Witty - you are a person still - you are worthy of being treated as such. You offer so much support to others via the forum that I respect your views.
Acy - I don't disagree with anything you have put.
Matt - you agreed with Acy - so again I do not disagree.
Prinn - I wasn't saying that people couldn't give valid advice while troubled themselves.
morning rush - this forum isn't just for those who can "shout the loudest" - it's about everyone seeking support and I'm sure I wouldn't mind listening.
I guess what I was trying to get at - is why we don't look at it from a "lead by example" principle. Show people that we can manage the varying degrees of mental/physical health and still live, then maybe there'd be more of an impetus towards living over suicide.
In follow up to that "lead by example" line - I went from fighting with my previous workplace and my depression (and ok, in chat it didn't overly come across at first), to seeking out treatment through doctors. Then when I felt I was getting better - I weaned off the anti-depressants myself (and that didn't actually help, it spun me to worse.

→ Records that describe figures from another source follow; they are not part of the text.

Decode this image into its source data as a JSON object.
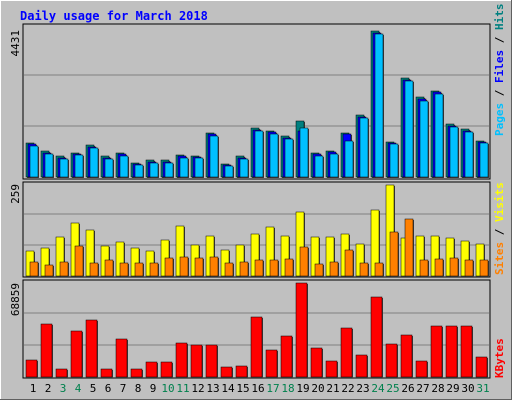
{
  "chart_data": {
    "type": "bar",
    "title": "Daily usage for March 2018",
    "categories": [
      "1",
      "2",
      "3",
      "4",
      "5",
      "6",
      "7",
      "8",
      "9",
      "10",
      "11",
      "12",
      "13",
      "14",
      "15",
      "16",
      "17",
      "18",
      "19",
      "20",
      "21",
      "22",
      "23",
      "24",
      "25",
      "26",
      "27",
      "28",
      "29",
      "30",
      "31"
    ],
    "weekend_days": [
      "3",
      "4",
      "10",
      "11",
      "17",
      "18",
      "24",
      "25",
      "31"
    ],
    "panels": [
      {
        "name": "hits-files-pages",
        "ymax": 4431,
        "ymax_label": "4431",
        "legend": [
          "Pages",
          "Files",
          "Hits"
        ],
        "series": [
          {
            "name": "Hits",
            "color": "#008080",
            "values": [
              1030,
              780,
              620,
              720,
              960,
              620,
              720,
              430,
              500,
              500,
              660,
              640,
              1340,
              400,
              620,
              1470,
              1400,
              1240,
              1690,
              720,
              780,
              1340,
              1870,
              4400,
              1070,
              2980,
              2400,
              2600,
              1600,
              1450,
              1100
            ]
          },
          {
            "name": "Files",
            "color": "#0000ff",
            "values": [
              980,
              730,
              580,
              680,
              910,
              580,
              680,
              390,
              460,
              460,
              620,
              600,
              1290,
              360,
              580,
              1420,
              1350,
              1190,
              1400,
              680,
              740,
              1290,
              1820,
              4350,
              1030,
              2930,
              2350,
              2550,
              1550,
              1400,
              1060
            ]
          },
          {
            "name": "Pages",
            "color": "#00c0ff",
            "values": [
              930,
              700,
              550,
              650,
              870,
              550,
              640,
              360,
              420,
              420,
              580,
              560,
              1240,
              320,
              540,
              1380,
              1300,
              1150,
              1480,
              640,
              700,
              1100,
              1780,
              4300,
              1000,
              2880,
              2300,
              2500,
              1510,
              1360,
              1020
            ]
          }
        ]
      },
      {
        "name": "visits-sites",
        "ymax": 259,
        "ymax_label": "259",
        "legend": [
          "Sites",
          "Visits"
        ],
        "series": [
          {
            "name": "Visits",
            "color": "#ffff00",
            "values": [
              70,
              80,
              110,
              150,
              130,
              85,
              95,
              80,
              70,
              100,
              140,
              88,
              114,
              72,
              86,
              117,
              138,
              113,
              180,
              109,
              110,
              119,
              90,
              186,
              256,
              108,
              114,
              113,
              106,
              98,
              91
            ]
          },
          {
            "name": "Sites",
            "color": "#ff8000",
            "values": [
              40,
              30,
              40,
              85,
              36,
              45,
              37,
              37,
              36,
              52,
              54,
              52,
              53,
              37,
              40,
              45,
              45,
              47,
              83,
              33,
              40,
              74,
              37,
              37,
              124,
              160,
              45,
              47,
              52,
              45,
              45
            ]
          }
        ]
      },
      {
        "name": "kbytes",
        "ymax": 68859,
        "ymax_label": "68859",
        "legend": [
          "KBytes"
        ],
        "series": [
          {
            "name": "KBytes",
            "color": "#ff0000",
            "values": [
              12800,
              38900,
              6000,
              34000,
              41500,
              5600,
              28000,
              6000,
              10800,
              11000,
              25000,
              23500,
              23500,
              7000,
              8300,
              44300,
              20000,
              30000,
              69000,
              21000,
              11700,
              36000,
              16000,
              58500,
              24500,
              31000,
              12000,
              37000,
              37500,
              37500,
              14500
            ]
          }
        ]
      }
    ]
  },
  "labels": {
    "title": "Daily usage for March 2018",
    "panel1_legend": {
      "pages": "Pages",
      "sep1": " / ",
      "files": "Files",
      "sep2": " / ",
      "hits": "Hits"
    },
    "panel2_legend": {
      "sites": "Sites",
      "sep": " / ",
      "visits": "Visits"
    },
    "panel3_legend": {
      "kbytes": "KBytes"
    }
  },
  "colors": {
    "background": "#c0c0c0",
    "title": "#0000ff",
    "weekday_label": "#000000",
    "weekend_label": "#00804d",
    "pages": "#00c0ff",
    "files": "#0000ff",
    "hits": "#008080",
    "visits": "#ffff00",
    "sites": "#ff8000",
    "kbytes": "#ff0000"
  }
}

Not once, but twice, as my dosage of medication was upped). After all that and then early this year I threw in a few other factors of family history and found that there was a possibility (which was confirmed as a reality in june), that it could have been linked to a hereditary condition I have. Yet in spite of all of that - I have spent more than half of the last 22 months in work than out of it (marginally, but 12 months in and 10 months out), I have a girlfriend, I do things that I want to do. And I still have two psychologist sessions to go through before I'm without that side of support, but things are in general looking a lot better for me.
The idea here is that I'm showing through my choice of words, that I have been able to pull myself out from thinking about ways to hurt myself or even off myself, to finding reasons to carry on living and enjoying what each day brings. For a contracted 20 hours of work (often pushing up to 42) - so looking at around 25% of time in a week at work, and a further 56 hours (33.3%) in bed, that still leaves me over 40% of the time available within a week to do things for myself. Admittedly some of that is getting to and from work, but I have all that time to spend living, so why should I let it go to waste? Why can I not make the best of what I have rather than focusing on what I can't?
And there's the old argument of "easier said than done" - Ok, so it doesn't always work in the way mine has (I guess I got rather lucky). But could you make a positive story by showing others that you can make the best of what you have? Getting to work towards your dreams one day at a time?
Tomorrow... is the first day... of the rest of your life. It's up to you to make what you can of it.